Recipe of the Month: Sweet & Savoury Wholegrain Pomegranate Salad
This beautiful fresh, healthy, fibre-filled salad is the perfect
accompaniment to this year’s Christmas spread. A lovely contrast in flavours and textures will leave your guests want more (as well as your secret recipe!)
For the salad:
- 3⁄4 cup (120g) roasted farro (can be purchased at Harris Farm)
- 3⁄4 cup (135g) raw buckwheat kernels
- 8 Medjool dates, pitted and sliced
- 1 cup (150g) pistachios, roughly chopped
- 1 bunch flat-leaf parsley, leaves picked and roughly chopped
- 1⁄2 red onion, finely diced
- Seeds of 1 pomegranate
- 100g good quality fresh goats cheese
For the tahini dressing:
- 2 tbs tahini
- 1 1⁄2 tbs fresh lemon juice
- Salt & pepper, to season
- 1 tbs extra virgin olive oil
- 1 tsp ground cumin
- Place farro and 1 cup (250ml) water in a saucepan over medium heat and bring to the boil. Cover and reduce heat to low.
- Simmer for 18 minutes or until all water is absorbed and grains are tender. Drain.
- Meanwhile, place buckwheat and 1 cup (250ml) water in a saucepan over medium heat and bring to the boil. Cover with a lid and reduce heat to low.
- Simmer for 12 minutes or until all the water has been absorbed and grains are tender. Drain.
- Place drained buckwheat and farro in a bowl. Toss to combine.
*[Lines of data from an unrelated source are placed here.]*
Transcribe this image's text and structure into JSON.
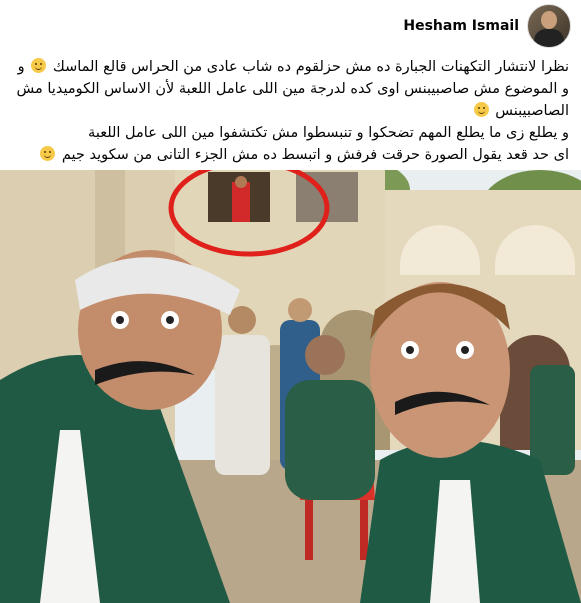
{
  "post": {
    "author": "Hesham Ismail",
    "lines": [
      "نظرا لانتشار التكهنات الجبارة  ده مش حزلقوم ده شاب عادى من الحراس قالع الماسك",
      "و الموضوع مش صاصبيبنس اوى كده لدرجة مين اللى عامل اللعبة لأن الاساس الكوميديا مش الصاصبيبنس",
      "و يطلع زى ما يطلع المهم تضحكوا و تنبسطوا مش تكتشفوا مين اللى عامل اللعبة",
      "اى حد قعد يقول الصورة حرقت  فرفش و اتبسط ده مش الجزء التانى من سكويد جيم"
    ],
    "emoji": [
      "grinning-emoji",
      "grinning-emoji",
      "relieved-emoji",
      "grinning-emoji"
    ]
  },
  "photo": {
    "subject": "two men in green tracksuits with fake mustaches, one guard in red circled in background",
    "colors": {
      "tracksuit": "#1f5a45",
      "circle": "#e0201a",
      "wall": "#d6c9aa",
      "sky": "#eef2f5"
    }
  }
}
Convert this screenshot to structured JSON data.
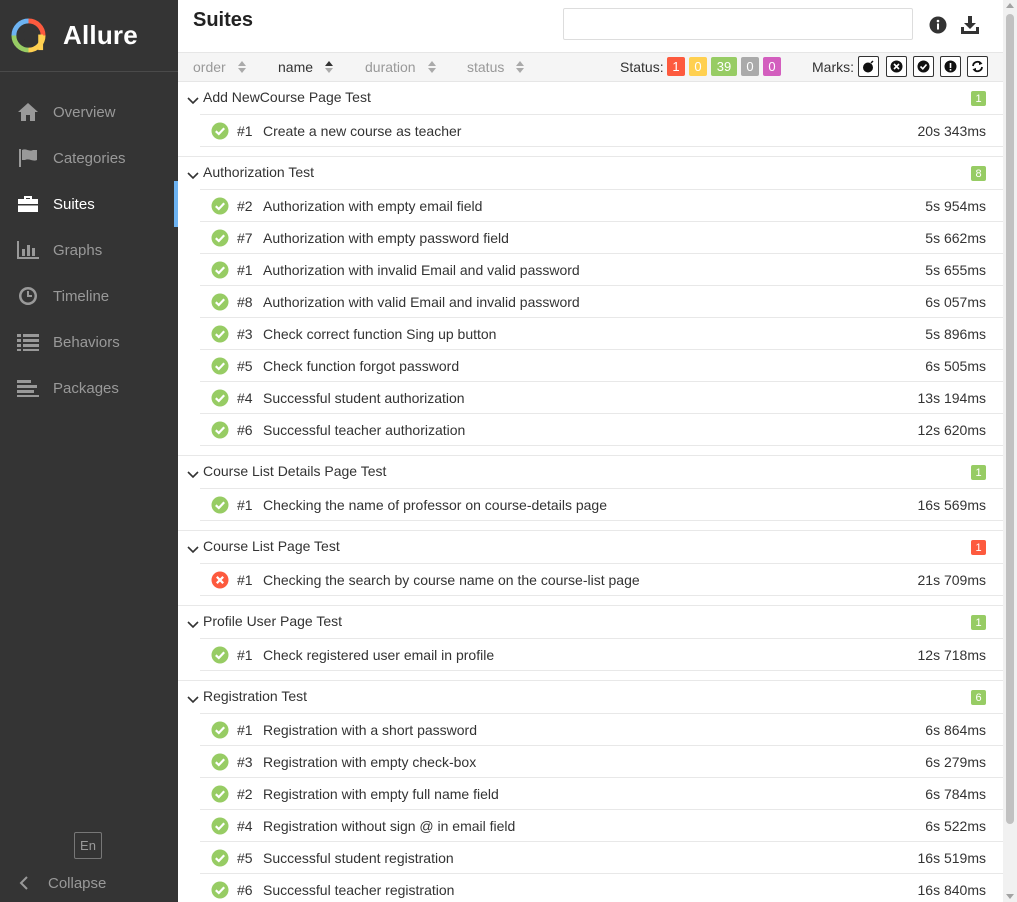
{
  "app": {
    "name": "Allure"
  },
  "sidebar": {
    "items": [
      {
        "label": "Overview",
        "icon": "home-icon",
        "active": false
      },
      {
        "label": "Categories",
        "icon": "flag-icon",
        "active": false
      },
      {
        "label": "Suites",
        "icon": "briefcase-icon",
        "active": true
      },
      {
        "label": "Graphs",
        "icon": "bar-chart-icon",
        "active": false
      },
      {
        "label": "Timeline",
        "icon": "clock-icon",
        "active": false
      },
      {
        "label": "Behaviors",
        "icon": "list-icon",
        "active": false
      },
      {
        "label": "Packages",
        "icon": "align-left-icon",
        "active": false
      }
    ],
    "language": "En",
    "collapse_label": "Collapse"
  },
  "header": {
    "title": "Suites",
    "search_placeholder": ""
  },
  "toolbar": {
    "sort": {
      "order": "order",
      "name": "name",
      "duration": "duration",
      "status": "status"
    },
    "status_label": "Status:",
    "status_counts": [
      {
        "value": "1",
        "color": "#fd5a3e"
      },
      {
        "value": "0",
        "color": "#ffd050"
      },
      {
        "value": "39",
        "color": "#97cc64"
      },
      {
        "value": "0",
        "color": "#aaaaaa"
      },
      {
        "value": "0",
        "color": "#d35ebe"
      }
    ],
    "marks_label": "Marks:"
  },
  "colors": {
    "passed": "#97cc64",
    "failed": "#fd5a3e",
    "accent": "#6db3f2",
    "sidebar_bg": "#343434"
  },
  "groups": [
    {
      "name": "Add NewCourse Page Test",
      "count": "1",
      "status": "passed",
      "tests": [
        {
          "num": "#1",
          "name": "Create a new course as teacher",
          "duration": "20s 343ms",
          "status": "passed"
        }
      ]
    },
    {
      "name": "Authorization Test",
      "count": "8",
      "status": "passed",
      "tests": [
        {
          "num": "#2",
          "name": "Authorization with empty email field",
          "duration": "5s 954ms",
          "status": "passed"
        },
        {
          "num": "#7",
          "name": "Authorization with empty password field",
          "duration": "5s 662ms",
          "status": "passed"
        },
        {
          "num": "#1",
          "name": "Authorization with invalid Email and valid password",
          "duration": "5s 655ms",
          "status": "passed"
        },
        {
          "num": "#8",
          "name": "Authorization with valid Email and invalid password",
          "duration": "6s 057ms",
          "status": "passed"
        },
        {
          "num": "#3",
          "name": "Check correct function Sing up button",
          "duration": "5s 896ms",
          "status": "passed"
        },
        {
          "num": "#5",
          "name": "Check function forgot password",
          "duration": "6s 505ms",
          "status": "passed"
        },
        {
          "num": "#4",
          "name": "Successful student authorization",
          "duration": "13s 194ms",
          "status": "passed"
        },
        {
          "num": "#6",
          "name": "Successful teacher authorization",
          "duration": "12s 620ms",
          "status": "passed"
        }
      ]
    },
    {
      "name": "Course List Details Page Test",
      "count": "1",
      "status": "passed",
      "tests": [
        {
          "num": "#1",
          "name": "Checking the name of professor on course-details page",
          "duration": "16s 569ms",
          "status": "passed"
        }
      ]
    },
    {
      "name": "Course List Page Test",
      "count": "1",
      "status": "failed",
      "tests": [
        {
          "num": "#1",
          "name": "Checking the search by course name on the course-list page",
          "duration": "21s 709ms",
          "status": "failed"
        }
      ]
    },
    {
      "name": "Profile User Page Test",
      "count": "1",
      "status": "passed",
      "tests": [
        {
          "num": "#1",
          "name": "Check registered user email in profile",
          "duration": "12s 718ms",
          "status": "passed"
        }
      ]
    },
    {
      "name": "Registration Test",
      "count": "6",
      "status": "passed",
      "tests": [
        {
          "num": "#1",
          "name": "Registration with a short password",
          "duration": "6s 864ms",
          "status": "passed"
        },
        {
          "num": "#3",
          "name": "Registration with empty check-box",
          "duration": "6s 279ms",
          "status": "passed"
        },
        {
          "num": "#2",
          "name": "Registration with empty full name field",
          "duration": "6s 784ms",
          "status": "passed"
        },
        {
          "num": "#4",
          "name": "Registration without sign @ in email field",
          "duration": "6s 522ms",
          "status": "passed"
        },
        {
          "num": "#5",
          "name": "Successful student registration",
          "duration": "16s 519ms",
          "status": "passed"
        },
        {
          "num": "#6",
          "name": "Successful teacher registration",
          "duration": "16s 840ms",
          "status": "passed"
        }
      ]
    }
  ]
}
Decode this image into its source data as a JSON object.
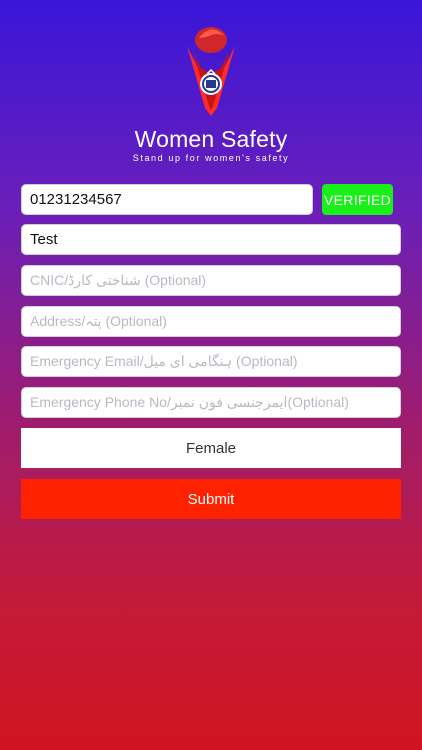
{
  "app": {
    "title": "Women Safety",
    "tagline": "Stand up for women's safety",
    "logo_icon": "women-safety-shield-pin"
  },
  "form": {
    "phone_value": "01231234567",
    "verified_label": "VERIFIED",
    "name_value": "Test",
    "cnic_placeholder": "CNIC/شناختی کارڈ (Optional)",
    "address_placeholder": "Address/پتہ (Optional)",
    "emergency_email_placeholder": "Emergency Email/ہنگامی ای میل (Optional)",
    "emergency_phone_placeholder": "Emergency Phone No/ایمرجنسی فون نمبر(Optional)",
    "gender_value": "Female",
    "submit_label": "Submit"
  },
  "colors": {
    "verified": "#18f01a",
    "submit": "#ff2200",
    "gradient_top": "#3a16d9",
    "gradient_bottom": "#cf1420"
  }
}
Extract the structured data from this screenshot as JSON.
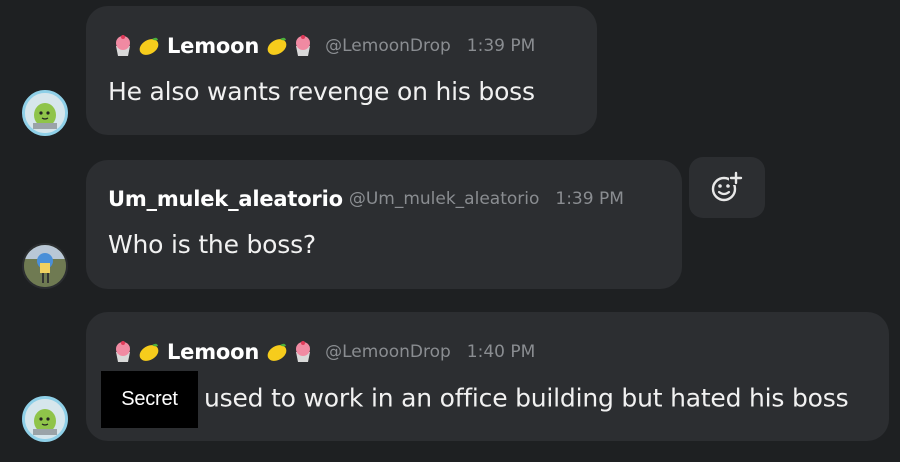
{
  "messages": [
    {
      "author": "Lemoon",
      "handle": "@LemoonDrop",
      "time": "1:39 PM",
      "text": "He also wants revenge on his boss"
    },
    {
      "author": "Um_mulek_aleatorio",
      "handle": "@Um_mulek_aleatorio",
      "time": "1:39 PM",
      "text": "Who is the boss?"
    },
    {
      "author": "Lemoon",
      "handle": "@LemoonDrop",
      "time": "1:40 PM",
      "redacted_label": "Secret",
      "text": "used to work in an office building but hated his boss"
    }
  ],
  "icons": {
    "name_decor_left": [
      "cupcake-icon",
      "lemon-icon"
    ],
    "name_decor_right": [
      "lemon-icon",
      "cupcake-icon"
    ],
    "add_reaction": "add-reaction-icon"
  },
  "colors": {
    "background": "#1e2022",
    "bubble": "#2c2e31",
    "meta_text": "#8a8d91",
    "lemoon_avatar_ring": "#8fd0e8"
  }
}
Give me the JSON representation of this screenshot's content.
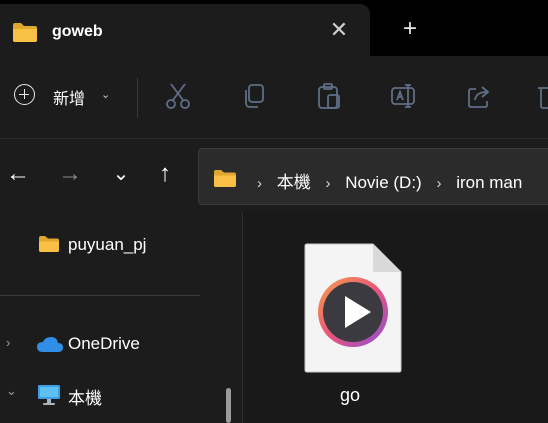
{
  "window": {
    "tab_title": "goweb",
    "tab_close_glyph": "✕",
    "new_tab_glyph": "+"
  },
  "toolbar": {
    "new_label": "新增",
    "new_chevron": "⌄",
    "icons": [
      "cut-icon",
      "copy-icon",
      "paste-icon",
      "rename-icon",
      "share-icon",
      "delete-icon"
    ]
  },
  "nav": {
    "back_glyph": "←",
    "forward_glyph": "→",
    "recent_glyph": "⌄",
    "up_glyph": "↑"
  },
  "address": {
    "crumbs": [
      "本機",
      "Novie (D:)",
      "iron man"
    ],
    "separator": "›"
  },
  "sidebar": {
    "items": [
      {
        "label": "puyuan_pj",
        "icon": "folder-icon"
      },
      {
        "label": "OneDrive",
        "icon": "onedrive-cloud-icon",
        "chevron": "›"
      },
      {
        "label": "本機",
        "icon": "this-pc-monitor-icon",
        "chevron": "⌄"
      }
    ]
  },
  "content": {
    "files": [
      {
        "name": "go",
        "icon": "media-play-file-icon"
      }
    ]
  },
  "colors": {
    "background": "#191919",
    "chrome": "#1c1c1c",
    "titlebar": "#000000",
    "folder_yellow": "#f8c146",
    "onedrive_blue": "#2f8ee5"
  }
}
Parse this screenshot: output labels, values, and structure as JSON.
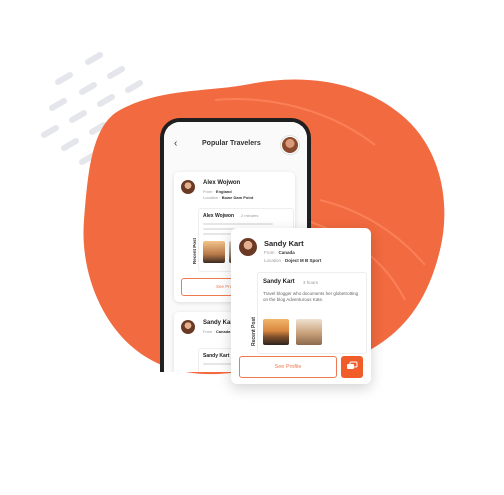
{
  "colors": {
    "accent": "#f15d2a",
    "blob": "#f26a3f",
    "dashes": "#e7e9ee"
  },
  "phone": {
    "title": "Popular Travelers",
    "cards": [
      {
        "name": "Alex Wojwon",
        "from_label": "From",
        "from_value": "England",
        "location_label": "Location",
        "location_value": "Bowe Dam Point",
        "post_author": "Alex Wojwon",
        "post_time": "2 minutes",
        "recent_post_label": "Recent Post",
        "see_profile": "See Profile"
      },
      {
        "name": "Sandy Kart",
        "from_label": "From",
        "from_value": "Canada",
        "post_author": "Sandy Kart"
      }
    ]
  },
  "profile_card": {
    "name": "Sandy Kart",
    "from_label": "From",
    "from_value": "Canada",
    "location_label": "Location",
    "location_value": "Doject M B Sport",
    "post_author": "Sandy Kart",
    "post_time": "3 hours",
    "post_text": "Travel blogger who documents her globetrotting on the blog Adventurous Kate.",
    "recent_post_label": "Recent Post",
    "see_profile": "See Profile",
    "message_icon": "message-icon"
  }
}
Set aside to cool. For the tahini dressing, combine the tahini and lemon juice in a bowl to form a paste. While whisking, slowly add 1⁄4 cup (60ml) water. Season with salt and pepper, to taste.
- Add olive oil, cumin and 2 tbs dressing to buckwheat and farro, and toss to combine. Fold through dates, pistachios, parsley and onion.
- Scatter pomegranate seeds and goats cheese over the top of the salad and drizzle with remaining dressing to serve.